The game often ends very quickly (seven or eight rounds), but that is not necessarily a bad thing.
There is also an ability built into the game called “Winging It”. Some of the toy tokens will have a tiny pair of white wings on the value circle (like on the Bonus tokens above). If you manage to secure one of these toys, you can press your luck to try to collect an additional toy. To do this, you re-roll any dice used only for movement and basically start your turn over with fewer dice. If you manage to collect an additional toy after choosing to Wing It, you secure both. If you fail to collect an additional toy, you lose both. You can also chain this effect (the most I have ever managed is 3 in one turn).
This feature allows for a player to catch up to an opponent who may be running away with the game. Even if the end game has been triggered and you are considerably behind, you still have hope if you manage to Wing It several times on your last turn.
Greedy Claw is quick, silly, and simple, but has the potential to be very competitive. It’s light enough to play as a filler and small enough to go in a purse or coat pocket. All you need is a table or flat play area. I think this game has a lot of potential to fit well into the light strategy/filler category.

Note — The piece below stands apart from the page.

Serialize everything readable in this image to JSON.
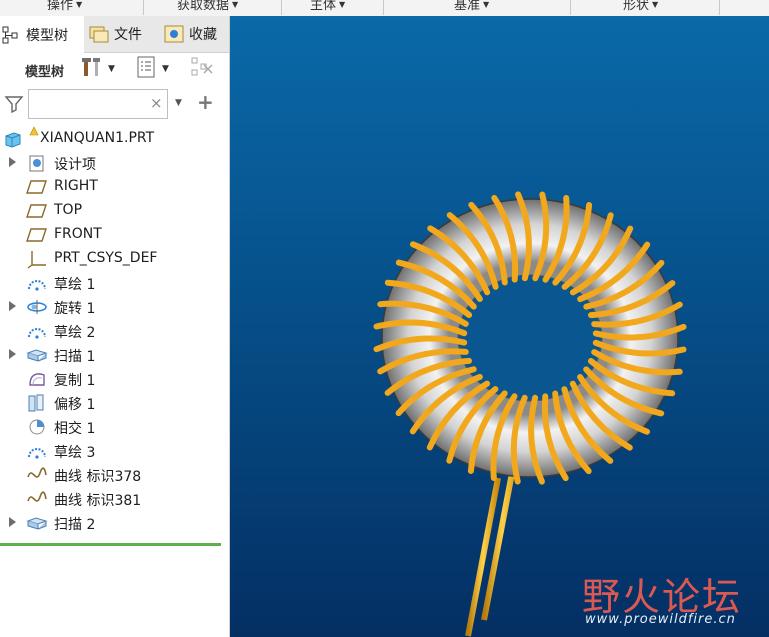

The toy tokens themselves are very cute and colorful, just as you would expect in a claw machine. We were sent a preview copy (with 2 additional updates), so these components are not likely to be final, but they keep getting better so that’s alright. And they already look pretty good. We already know that the big cards are being replaced by discs slightly larger than the toy tokens, which will act as hidden goals and will be much easier to keep hidden.
One of the major improvements we have already seen is with the cascading toys. Before, there could be open spaces which made the grid hard to navigate. The designers also added broken or “bad” toys that provide negative points, which I think adds to the theme and the gameplay, since you are forced to take toys if you can.
Overall, I think it stands pretty well on its own and I’ll be following along to see how far it can go, since the designer has planned for possible new artwork and stretch goals. But the game mechanics are set, and work really well.
All in all, a solid little game.
Greedy Claw is coming to Kickstarter soon. We were sent a preview copy in exchange for providing an honest review, which is exactly what we did.